The 2026 Community Oncology Alliance (COA) Community Oncology Conference, held in Orlando, Florida, made one message clear: The era of data gathering is giving way to the era of doing. Across sessions covering lymphoma, prostate cancer, chronic myeloid leukemia (CML), and chimeric antigen receptor (CAR) T, the recurring question wasn’t, What works? It was, How do we actually deliver it here and now in the community?

Bispecifics in Lymphoma: From Trials to Playbooks

Bringing bispecifics and CAR T therapies into community settings was a central focus of COA 2026, with a push to move these therapies beyond academic centers and into practices closer to patients at a lower cost. In the context of lymphoma specifically, pharmacists shared how their institutions approached formulary evaluation, outpatient workflows, and financial considerations, revealing the growing confidence and creativity of pharmacists leading bispecific adoption across diverse care settings. The message from the floor was direct: Start with 1 drug and 1 patient, build the protocol, and own the process. Waiting for perfect infrastructure is no longer acceptable when patients need access today.
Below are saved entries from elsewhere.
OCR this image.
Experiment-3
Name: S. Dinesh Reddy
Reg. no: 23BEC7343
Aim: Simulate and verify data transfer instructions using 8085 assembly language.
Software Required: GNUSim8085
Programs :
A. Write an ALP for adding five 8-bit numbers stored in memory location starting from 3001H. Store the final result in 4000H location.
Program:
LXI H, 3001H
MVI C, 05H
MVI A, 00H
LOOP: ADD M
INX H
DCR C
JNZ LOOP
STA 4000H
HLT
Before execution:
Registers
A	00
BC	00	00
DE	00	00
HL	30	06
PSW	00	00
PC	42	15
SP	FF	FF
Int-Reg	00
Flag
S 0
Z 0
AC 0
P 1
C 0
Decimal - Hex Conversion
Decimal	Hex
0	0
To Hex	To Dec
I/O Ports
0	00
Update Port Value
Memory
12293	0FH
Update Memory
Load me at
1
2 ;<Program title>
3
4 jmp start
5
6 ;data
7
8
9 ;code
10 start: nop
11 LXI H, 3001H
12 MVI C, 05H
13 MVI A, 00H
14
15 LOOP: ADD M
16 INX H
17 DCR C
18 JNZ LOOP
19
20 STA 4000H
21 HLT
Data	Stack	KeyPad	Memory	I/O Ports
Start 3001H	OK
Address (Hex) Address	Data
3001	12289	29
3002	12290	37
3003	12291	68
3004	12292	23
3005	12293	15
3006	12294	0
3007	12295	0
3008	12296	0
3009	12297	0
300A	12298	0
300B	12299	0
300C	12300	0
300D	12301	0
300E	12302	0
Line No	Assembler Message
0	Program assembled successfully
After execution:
CAR T: Science Has Outpaced Access

CAR T-cell therapy was a thread running through multiple sessions, and the tension between clinical promise and real-world delivery was palpable. CAR T has traditionally been confined to bone marrow transplant units at academic hospitals, but that is changing as experience grows and logistics improve, with the manufacturing process now taking roughly half the time it once did. Yet payers, staffing gaps, and hospital partnerships continue to shape the feasibility of timely community access. The conference framed this not as a reason to pause, but as an operational challenge demanding structured solutions—credentialing pathways, artificial intelligence–enabled symptom monitoring for cytokine release syndrome and immune effector cell-associated neurotoxicity syndrome, and clearer reimbursement models.

Prostate Cancer: Coordination as a Clinical Strategy

At the COA meeting, pharmacists discussed the prostate cancer landscape, emphasizing structured communication among oncologists and other specialists to ensure guideline-driven, coordinated care. With treatment algorithms expanding to include androgen receptor pathway inhibitors, PARP inhibitors, and radioligand therapies such as lutetium-177, the pharmacist’s role in sequencing, educating patients about adverse effects, and aligning with the care team was front and center—not as a support function, but as a driver of outcomes.

CML: The Persistence Problem

COA 2026 sessions on CML examined available tyrosine kinase inhibitors and how to successfully administer these therapies, with in-house specialty pharmacy models emerging as a key strategy for routing oral oncolytic prescriptions and keeping patients engaged. Treatment-free remission is increasingly achievable, but only when adherence infrastructure matches clinical ambition.

The 2026 COA conference left attendees with a clear mandate: The therapies exist, and the evidence is there—now build the systems to deliver them.